Bleach 1.0rc

After nearly a year, I’ve got something I’d like to call Bleach 1.0. But first, I want your feedback!

I incorporated some patches from the community this afternoon, and closed an issue that had been bugging me. These are all available in backwards-compatible changes between versions 0.3.5 and 0.4.0.

Then there’s 0.5.0, which is the current version on PyPI and is only backwards-incompatible if you’re using the linkify filters.

In 0.5.0 I added a new/old API that doesn’t require a Bleach object. I say “new/old” because this is actually how it worked in the first place. As of 0.5.0, much like 0.1.0, you can do:

import bleach >>> bleach.clean('a string') 'a string'

At some point, there’s a commit that says “Move to a more maintainable architecture.” I really wish I knew what I meant by that. My suspicion is that I was trying to avoid passing callables into linkify().

So why did I change my mind and alter the API completely?

As I was considering a set of patches, I started thinking about whether this was going to make the API more or less logical. I didn’t want to add a huge collection of kwargs, but I didn’t want to make it necessary to instantiate multiple Bleach objects just because you wanted slightly different options in different places. I also wasn’t thrilled with needing to subclass Bleach at all.

Thinking this through, I came to the conclusion that lots of kwargs, with sane defaults, is better than a kind-of-stateful, unnecessarily-class-based API.

Please look at the changes between 0.3.5 and 1.0-branch and let me know what you think.

At the very least, before creating an official 1.0, I’m going to take the time to fix all the PEP-8 violations in sanitizer.py.

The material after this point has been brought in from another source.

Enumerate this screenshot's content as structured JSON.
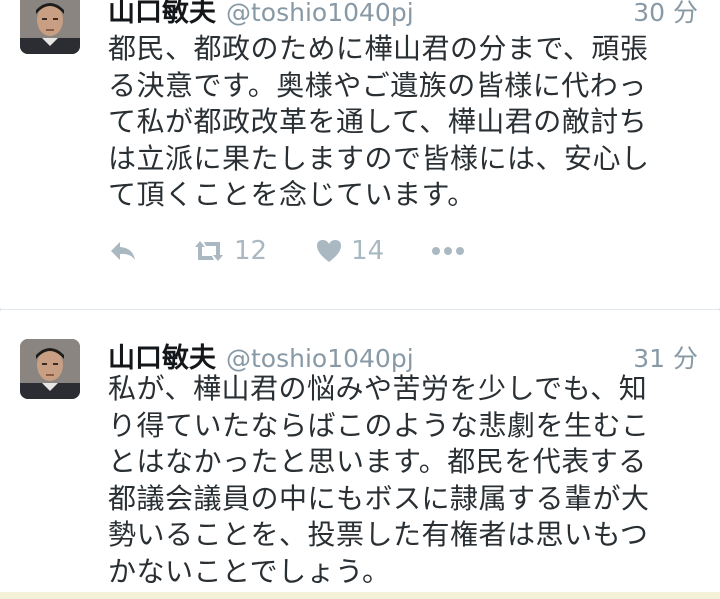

Here are the recent changes, by version:

0.3.5
- Add a `strip` kwarg to `clean` that strips blacklisted HTML instead of escaping it. (Default: `False`.)
0.4.0
- Add a `strip_comments` kwarg to `clean` that strips HTML comments. (Note that this always happened before.) (Default: `True`.) - Add a `styles` kwarg to `clean` that takes a list of whitelisted CSS properties. (Note that before, allowing `style` attributes essentially allowed all CSS properties.) (Default: `[]`.)
0.5.0
- Add a `nofollow_relative` kwarg to `linkify` that controls setting `rel="nofollow"` on relative links within the text (links starting with `/`). (Default: `True`.) - Add the optional, class-less API. `bleach.clean()` works exactly like `bleach.Bleach().clean()`, and similarly with `bleach.linkify()`. - Drop `Bleach.filter_url` and `Bleach.filter_text`. These are now kwargs passed into either version of `linkify`.
1.0.0rc1
- Drop the `Bleach` class completely. All access is through the new API.
latest
- Clean up PEP8 violations and some general coding style. - Add a `skip_pre` option to `linkify` that can skip creating links inside `
` sections. (Default: `False`.)
- Drop `nofollow_relative`. Fred’s concerns below are 100% valid and, even though it’s not a security issue per se, I don’t want to give false impressions.